Какое лицо! Гордое, нервное, как у породистого, умного, ретивого скакуна. Альберти и автобиографию написал, из которой вполне ожидаемо следует, что ложной скромностью автор не страдал. Иначе мы не узнали бы, как дрожал от страха могучий конь, когда Альберти садился в седло; как Альберти дальше всех метал, выше всех прыгал и усерднее всех трудился. Еще он описывает, как поборол в себе все слабости – ибо «человек может все, если захочет». Чем не девиз для эпохи Раннего Возрождения?

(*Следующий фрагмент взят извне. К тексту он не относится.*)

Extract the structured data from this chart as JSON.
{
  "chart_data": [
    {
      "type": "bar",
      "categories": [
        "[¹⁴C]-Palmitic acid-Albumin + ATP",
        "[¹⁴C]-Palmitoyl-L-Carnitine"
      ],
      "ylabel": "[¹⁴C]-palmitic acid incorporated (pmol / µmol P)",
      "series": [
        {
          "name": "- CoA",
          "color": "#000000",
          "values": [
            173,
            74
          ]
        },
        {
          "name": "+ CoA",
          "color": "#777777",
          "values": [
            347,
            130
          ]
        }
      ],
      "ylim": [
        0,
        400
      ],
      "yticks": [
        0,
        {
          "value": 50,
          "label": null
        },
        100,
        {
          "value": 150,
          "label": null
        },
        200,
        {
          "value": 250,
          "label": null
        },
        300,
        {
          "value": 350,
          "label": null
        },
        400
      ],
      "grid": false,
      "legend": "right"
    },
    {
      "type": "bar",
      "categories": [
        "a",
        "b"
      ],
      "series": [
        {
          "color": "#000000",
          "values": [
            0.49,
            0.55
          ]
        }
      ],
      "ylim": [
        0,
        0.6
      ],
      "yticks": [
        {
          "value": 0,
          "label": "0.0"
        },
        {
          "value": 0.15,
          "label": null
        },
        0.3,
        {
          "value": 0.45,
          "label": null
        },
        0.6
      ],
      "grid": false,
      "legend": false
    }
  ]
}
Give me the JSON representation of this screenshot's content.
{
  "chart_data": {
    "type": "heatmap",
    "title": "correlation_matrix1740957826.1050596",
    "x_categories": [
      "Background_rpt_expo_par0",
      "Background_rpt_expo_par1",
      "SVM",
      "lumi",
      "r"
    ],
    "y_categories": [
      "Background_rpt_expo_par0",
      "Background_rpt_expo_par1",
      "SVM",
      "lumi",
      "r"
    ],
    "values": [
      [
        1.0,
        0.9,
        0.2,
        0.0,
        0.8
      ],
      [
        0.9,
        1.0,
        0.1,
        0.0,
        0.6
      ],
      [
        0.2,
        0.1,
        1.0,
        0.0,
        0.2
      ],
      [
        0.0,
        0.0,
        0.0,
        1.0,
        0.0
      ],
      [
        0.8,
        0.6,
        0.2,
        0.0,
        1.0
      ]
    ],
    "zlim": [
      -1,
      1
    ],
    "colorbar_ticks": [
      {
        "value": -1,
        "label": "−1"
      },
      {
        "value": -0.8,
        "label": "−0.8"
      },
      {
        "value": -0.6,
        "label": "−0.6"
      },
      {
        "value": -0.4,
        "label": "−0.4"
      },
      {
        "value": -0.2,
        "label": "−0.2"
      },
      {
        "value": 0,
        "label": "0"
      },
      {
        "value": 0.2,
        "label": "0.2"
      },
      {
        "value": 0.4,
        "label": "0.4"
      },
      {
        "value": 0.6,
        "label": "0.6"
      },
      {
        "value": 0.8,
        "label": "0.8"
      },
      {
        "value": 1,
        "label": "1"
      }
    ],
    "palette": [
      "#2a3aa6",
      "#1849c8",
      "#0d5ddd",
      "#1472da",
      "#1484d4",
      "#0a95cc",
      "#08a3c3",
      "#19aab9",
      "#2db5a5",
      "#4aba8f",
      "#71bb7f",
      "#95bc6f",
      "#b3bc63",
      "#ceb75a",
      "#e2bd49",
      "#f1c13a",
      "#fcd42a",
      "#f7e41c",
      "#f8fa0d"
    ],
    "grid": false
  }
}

Реалистический портрет, с его удивительным свойством раскрывать внутреннюю жизнь персонажа в каждой характерной черте, морщине и складке на лице, – изобретение не флорентийское и даже не итальянское, а фламандское. Едва возникнув, портрет был доведен до совершенства в творчестве Яна ван Эйка. Ни один художник не вглядывался в лицо человека так беспристрастно и не умел запечатлеть результаты своих наблюдений так тонко. К слову, среди его моделей было много итальянцев – Арнольфини, Альбегарти, – представителей интернационального сообщества торговцев шерстью, банкиров и папских легатов. Вероятно, только в этих кругах и могли появиться люди настолько разносторонние и прогрессивно мыслящие, чтобы не смутиться портретом, выставлявшим напоказ самую суть их характера. В своем глубоком анализе личности ван Эйк не ограничивался лицом портретируемого – он рисует человека в его привычной обстановке. На двойном портрете четы Арнольфини художник с видимым удовольствием изображает бытовые подробности: деревянные башмаки для ходьбы по уличной грязи, домашнюю собачку безымянной породы, выпуклое зеркало на стене и богатую люстру под потолком. Каким-то непостижимым образом, опровергая закономерности истории искусства, ван Эйк наполняет интерьер дневным светом с мастерством, достойным Вермеера Дельфтского.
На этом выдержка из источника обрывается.